Czy zdajemy sobie sprawę, że świętym można zostać trzymając zarówno pastorał jak i miotłę w ręku? (św. Jan XXIII) A czy skoro nie ma prześladowań w Europie to znaczy, że i czas męczenników przeminął na naszym kontynencie? Mam rodzinę i pracę, przecież nie porzucę teraz wszystkiego i nie wstąpię do zakonu kontemplacyjnego! Z takimi stwierdzeniami i pytaniami stajemy na co dzień, przez co świętość wydaje nam się nieosiągalna, a przecież żeby zostać świętym wystarczy tylko jednego – trzeba chcieć (św. Benedykt).
Mistrzem tego rodzaju duchowości jest z całą pewnością święty Josemaría Escrivá, założyciel Opus Dei. Zapewne gdzieś to nazwisko mogło się przemknąć przez naszą myśl i to niejednokrotnie w sposób niechlubny ze względu na stworzenie fałszywego obrazu w popkulturze. Nie wchodząc jednak w dyskurs z tymi błędnymi uprzedzeniami zajrzyjmy do duchowości, jaką prezentuje owe Dzieło. O ile większość form formacji ducha opiera się o charyzmat jakiegoś zgromadzenia, więc zdają się być trudniejsze, czy nawet nieosiągalne ze względu na codzienny tryb życia, tak w tym przypadku mamy do czynienia z uświęceniem dnia powszedniego.
Można rzec, że zasięgniemy tutaj troszkę do zasady ora et labora, lecz w zdecydowanie innym wymiarze, niż zaprezentowano w Regule św. Benedykta. W idei św. Josemaríi modlitwą, czyli uwielbieniem Boga, może być nasza codzienna praca, którą należy wypełnić w pełni i z całą starannością, aby inni ludzie widząc naszą pracę zastanawiali się, skąd w nas ta energia, po co aż tak się staramy? Wówczas odpowiedzią na te pytania jest po prostu nasza wiara. Może się wydawać to dziwne, ale przecież czy to nie jest cnota uczciwości w praktyce? Dodatkowo, nasze miejsce pracy może też być miejscem świadectwa wiary modlitewnej – przerwa na papierosa może być przerwą na dziesiątek różańca, cóż stoi na przeszkodzie, aby przed rozpoczęciem dnia udać się na mszę lub pójść na modlitwę po zakończeniu obowiązków.

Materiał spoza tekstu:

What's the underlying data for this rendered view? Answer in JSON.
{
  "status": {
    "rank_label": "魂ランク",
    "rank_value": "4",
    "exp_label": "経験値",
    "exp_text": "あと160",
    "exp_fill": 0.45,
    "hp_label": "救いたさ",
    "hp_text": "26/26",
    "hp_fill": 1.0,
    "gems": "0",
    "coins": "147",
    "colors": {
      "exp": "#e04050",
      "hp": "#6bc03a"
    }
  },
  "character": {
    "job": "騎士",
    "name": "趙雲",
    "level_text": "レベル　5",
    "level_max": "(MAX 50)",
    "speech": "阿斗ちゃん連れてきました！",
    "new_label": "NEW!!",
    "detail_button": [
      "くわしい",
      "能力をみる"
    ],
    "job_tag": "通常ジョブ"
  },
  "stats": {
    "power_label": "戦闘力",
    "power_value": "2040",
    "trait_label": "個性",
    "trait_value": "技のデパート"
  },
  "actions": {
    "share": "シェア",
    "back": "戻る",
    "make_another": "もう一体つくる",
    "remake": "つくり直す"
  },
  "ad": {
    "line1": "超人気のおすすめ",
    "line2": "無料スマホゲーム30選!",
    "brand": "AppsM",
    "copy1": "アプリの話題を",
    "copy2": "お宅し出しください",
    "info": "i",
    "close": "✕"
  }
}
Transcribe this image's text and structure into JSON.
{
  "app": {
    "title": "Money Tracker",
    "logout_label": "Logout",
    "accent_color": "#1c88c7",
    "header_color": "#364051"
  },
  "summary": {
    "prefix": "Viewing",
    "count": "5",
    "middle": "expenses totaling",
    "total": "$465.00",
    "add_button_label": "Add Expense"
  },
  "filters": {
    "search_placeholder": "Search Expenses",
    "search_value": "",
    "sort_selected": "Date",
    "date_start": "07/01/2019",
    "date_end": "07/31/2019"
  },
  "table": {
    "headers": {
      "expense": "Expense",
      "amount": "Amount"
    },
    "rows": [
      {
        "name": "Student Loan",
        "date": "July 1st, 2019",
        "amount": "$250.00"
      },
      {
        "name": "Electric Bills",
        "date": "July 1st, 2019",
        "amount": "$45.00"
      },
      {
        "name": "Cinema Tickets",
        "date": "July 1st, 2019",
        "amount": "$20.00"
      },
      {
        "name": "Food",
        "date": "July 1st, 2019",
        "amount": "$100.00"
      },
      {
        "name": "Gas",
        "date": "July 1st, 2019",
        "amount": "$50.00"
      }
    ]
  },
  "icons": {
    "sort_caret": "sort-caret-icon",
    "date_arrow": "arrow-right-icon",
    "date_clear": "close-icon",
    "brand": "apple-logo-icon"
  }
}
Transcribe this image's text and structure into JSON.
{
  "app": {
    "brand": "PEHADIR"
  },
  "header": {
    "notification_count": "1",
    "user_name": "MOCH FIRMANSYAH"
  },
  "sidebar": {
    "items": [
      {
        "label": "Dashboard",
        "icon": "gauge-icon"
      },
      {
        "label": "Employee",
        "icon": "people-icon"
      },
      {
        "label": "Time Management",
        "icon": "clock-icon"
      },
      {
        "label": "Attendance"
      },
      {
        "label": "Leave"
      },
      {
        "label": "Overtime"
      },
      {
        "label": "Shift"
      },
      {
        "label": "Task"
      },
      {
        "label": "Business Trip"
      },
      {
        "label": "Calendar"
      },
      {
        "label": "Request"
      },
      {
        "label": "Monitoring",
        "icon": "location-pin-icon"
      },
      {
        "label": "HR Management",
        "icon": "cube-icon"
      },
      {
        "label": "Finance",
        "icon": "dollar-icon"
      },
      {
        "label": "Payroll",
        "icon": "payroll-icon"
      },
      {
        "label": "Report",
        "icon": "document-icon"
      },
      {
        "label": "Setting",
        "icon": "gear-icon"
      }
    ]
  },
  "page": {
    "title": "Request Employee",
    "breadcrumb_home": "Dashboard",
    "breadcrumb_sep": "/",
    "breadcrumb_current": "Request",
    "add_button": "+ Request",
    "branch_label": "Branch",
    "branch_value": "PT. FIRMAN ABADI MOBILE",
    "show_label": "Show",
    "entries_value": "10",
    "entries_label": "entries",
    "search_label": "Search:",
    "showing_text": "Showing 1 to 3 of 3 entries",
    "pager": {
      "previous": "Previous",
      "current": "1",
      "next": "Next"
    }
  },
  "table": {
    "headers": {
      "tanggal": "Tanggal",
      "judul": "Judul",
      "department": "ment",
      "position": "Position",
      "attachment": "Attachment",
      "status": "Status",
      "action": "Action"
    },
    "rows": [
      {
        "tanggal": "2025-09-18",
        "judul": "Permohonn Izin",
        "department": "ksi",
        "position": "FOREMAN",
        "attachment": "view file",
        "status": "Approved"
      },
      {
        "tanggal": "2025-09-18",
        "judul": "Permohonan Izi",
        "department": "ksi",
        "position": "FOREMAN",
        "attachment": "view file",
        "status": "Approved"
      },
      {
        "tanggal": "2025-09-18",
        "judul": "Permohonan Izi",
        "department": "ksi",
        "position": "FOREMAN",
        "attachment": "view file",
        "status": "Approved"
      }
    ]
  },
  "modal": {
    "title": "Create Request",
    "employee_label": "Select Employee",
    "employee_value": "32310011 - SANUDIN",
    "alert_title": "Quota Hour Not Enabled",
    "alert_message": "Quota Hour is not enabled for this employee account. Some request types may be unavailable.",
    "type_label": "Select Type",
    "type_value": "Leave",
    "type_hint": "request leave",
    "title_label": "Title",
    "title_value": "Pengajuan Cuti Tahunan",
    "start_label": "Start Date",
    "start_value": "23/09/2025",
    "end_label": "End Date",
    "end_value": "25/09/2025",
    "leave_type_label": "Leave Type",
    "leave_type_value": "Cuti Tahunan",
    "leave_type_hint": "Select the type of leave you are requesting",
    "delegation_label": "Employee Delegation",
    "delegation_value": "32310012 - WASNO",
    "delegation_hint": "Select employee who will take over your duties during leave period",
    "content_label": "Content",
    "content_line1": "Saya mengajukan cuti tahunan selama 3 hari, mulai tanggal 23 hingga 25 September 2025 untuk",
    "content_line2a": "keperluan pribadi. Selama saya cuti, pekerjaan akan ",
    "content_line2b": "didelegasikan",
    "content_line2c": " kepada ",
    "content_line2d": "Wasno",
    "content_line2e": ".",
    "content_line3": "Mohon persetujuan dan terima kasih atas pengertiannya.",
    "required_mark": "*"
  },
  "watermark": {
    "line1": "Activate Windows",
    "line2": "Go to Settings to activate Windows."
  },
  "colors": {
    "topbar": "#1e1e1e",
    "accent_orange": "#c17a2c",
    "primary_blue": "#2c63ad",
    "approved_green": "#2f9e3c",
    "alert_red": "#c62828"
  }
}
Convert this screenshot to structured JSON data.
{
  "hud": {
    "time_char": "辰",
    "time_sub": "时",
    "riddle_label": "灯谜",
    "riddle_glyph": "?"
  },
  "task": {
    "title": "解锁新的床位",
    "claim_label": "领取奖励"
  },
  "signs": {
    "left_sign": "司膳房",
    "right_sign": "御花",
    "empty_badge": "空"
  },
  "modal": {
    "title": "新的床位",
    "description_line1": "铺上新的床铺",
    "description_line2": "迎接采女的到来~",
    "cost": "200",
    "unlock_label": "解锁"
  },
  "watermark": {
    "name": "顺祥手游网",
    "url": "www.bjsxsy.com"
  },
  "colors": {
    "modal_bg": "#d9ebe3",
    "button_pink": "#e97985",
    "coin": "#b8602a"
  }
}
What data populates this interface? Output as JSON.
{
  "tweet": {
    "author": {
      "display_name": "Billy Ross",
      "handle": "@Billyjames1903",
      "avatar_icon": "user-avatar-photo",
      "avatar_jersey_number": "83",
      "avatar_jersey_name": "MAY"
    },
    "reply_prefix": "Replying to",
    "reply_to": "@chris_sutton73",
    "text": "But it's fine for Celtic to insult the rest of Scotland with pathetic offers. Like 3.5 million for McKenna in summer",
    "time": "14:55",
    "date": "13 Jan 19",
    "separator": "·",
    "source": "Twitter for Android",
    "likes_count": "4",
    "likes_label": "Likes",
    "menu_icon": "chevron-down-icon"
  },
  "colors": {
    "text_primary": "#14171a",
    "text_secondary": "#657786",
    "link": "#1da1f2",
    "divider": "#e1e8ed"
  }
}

Jest wiele okazji do świadczenia o Jezusie, nawet prosta rozmowa o ostatnio czytanej książce może mieć charakter ewangelizacyjny.
Miłość jest nierozłączna z ofiarą z siebie, bez postawy żertwy nie zaistnieje głęboka relacja. Powszechnie panujący egoistyczny materializm, o którym częstokroć wspomina Ojciec Święty Franciszek jako o pladze naszych czasów, może znaleźć uzdrowienie dzięki naszej wierze, jeśli tylko będziemy potrafili służyć Jezusowi w drugim człowieku. Jednak duch ofiary to nie tylko pomoc bliźnim, to także posty, które mają niezwykły charakter umacniający ducha. Te drobne umartwienia nie muszą przejawiać się wyłącznie w formie piątkowego postu, ale nawet drobnego poświęcenia czasu czy odmówienia sobie małej bądź większej przyjemności. Nie zapominajmy też o ważniej roli uprzejmości i triadzie „proszę, przepraszam, dziękuję” będącej pierwszym ziarnem wewnętrznego usposobienia do czynienia dobra.
Ostatecznie w tym wszystkim wypełnia się przecież powołanie misyjne każdego wierzącego. Wydaje się, że owo spełnienie posłannictwa do nawracania wyłącznie dotyczy wyprawy w dalekie kraje, tymczasem ewangelizatorami możemy być pośród codziennych praktyk – na studiach czy w pracy. Nawracanie przecież nie dotyczy wyłącznie ludzi niewierzących, ale każdego, kto ma pragnienie stawania się „lepszym”. Do tego wzywa ostatecznie ta duchowość – aby się przemieniać ku lepszemu w tym miejscu, w którym obecnie się znajdujemy, a inni widząc naszą przemianę na lepsze zapytają o źródło, którym jest Chrystus.